Policy Point Wednesday - Thoughts about food, class and "junk"

In her fascinating articleDivided We Eat, Newsweek's Lisa Miller relates how a neighbor tried to replace conventional apples with organic at a family meal. Her mother-in-law responded "When we come to your place, we don't complain about your food. Why do you complain about ours? It's not like our food is poison."

Food has long been an expression of class - however, I am concerned about the recent tendency to confuse cultural preferences and nutritional need. For example, a local grocer - Aldi - recently opened in my neighborhood. Aldi carries only the top 10% of items found in a regular grocery store, streamlines store displays and offers mostly house brands - and these cost-saving measures translate into lower food prices.  Locally, it also carries the stigma of being a "poor person's store."  Several times, I've heard my more fortunate neighbors describe Aldi's wares as "nothing but junk."  Among the foods used to illustrate their point - "white flour" pasta, conventionally produced vegetables, and canned and frozen vegetables - mentioned in the same breath with chips and snack foods.

As you know, I consider canned vegetables and other minimally preserved foods to be an important source of nutrition for those who may have limited access to fresh foods.  Several studies have shown that canned and frozen vegetables are as nutritious as cooked fresh vegetables - sometimes more so.  I think it's important to remember that our depression-era grandmothers built their pantries around canned vegetables and enriched white-flour pasta - and obesity was not a concern for most of them or even most of their children.

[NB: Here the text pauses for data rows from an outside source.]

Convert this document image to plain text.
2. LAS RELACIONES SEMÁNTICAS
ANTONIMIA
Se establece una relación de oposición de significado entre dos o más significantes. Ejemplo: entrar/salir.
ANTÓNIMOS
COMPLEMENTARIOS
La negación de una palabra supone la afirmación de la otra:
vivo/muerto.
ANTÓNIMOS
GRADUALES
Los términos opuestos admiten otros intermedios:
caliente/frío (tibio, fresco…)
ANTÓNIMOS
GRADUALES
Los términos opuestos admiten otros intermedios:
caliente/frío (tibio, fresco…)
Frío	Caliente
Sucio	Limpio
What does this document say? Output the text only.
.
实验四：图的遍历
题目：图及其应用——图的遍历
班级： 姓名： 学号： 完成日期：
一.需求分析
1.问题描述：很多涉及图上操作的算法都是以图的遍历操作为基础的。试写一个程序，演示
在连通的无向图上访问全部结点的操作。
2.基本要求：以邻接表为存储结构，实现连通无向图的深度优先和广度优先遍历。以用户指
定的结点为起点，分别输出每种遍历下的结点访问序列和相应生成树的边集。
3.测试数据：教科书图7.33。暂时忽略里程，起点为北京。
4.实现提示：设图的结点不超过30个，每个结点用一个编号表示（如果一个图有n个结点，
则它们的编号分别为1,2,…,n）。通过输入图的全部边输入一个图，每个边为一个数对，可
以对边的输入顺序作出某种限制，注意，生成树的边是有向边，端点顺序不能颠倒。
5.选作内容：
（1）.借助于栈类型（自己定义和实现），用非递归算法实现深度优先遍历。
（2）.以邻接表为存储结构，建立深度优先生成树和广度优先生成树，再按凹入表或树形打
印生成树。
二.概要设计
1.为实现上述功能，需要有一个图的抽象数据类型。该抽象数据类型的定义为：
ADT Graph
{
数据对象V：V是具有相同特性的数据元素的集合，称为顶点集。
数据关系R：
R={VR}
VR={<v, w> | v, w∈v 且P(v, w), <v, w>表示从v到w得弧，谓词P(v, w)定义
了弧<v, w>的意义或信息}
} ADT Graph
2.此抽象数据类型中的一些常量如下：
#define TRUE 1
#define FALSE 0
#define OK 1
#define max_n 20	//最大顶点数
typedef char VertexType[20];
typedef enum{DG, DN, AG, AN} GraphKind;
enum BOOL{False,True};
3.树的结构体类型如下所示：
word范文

We do need a better food system, and certainly the lobby for empty calories isn't helping. However, I'd like to caution food and nutrition advocates not to throw the baby out with the bathwater: take care not to confuse nutritious preserved foods with fringe foods.  If you categorize ALL food available to the poor as "junk," can you blame them for choosing the most heavily advertised, most appealing, and most convenient, even if they are the least healthy option?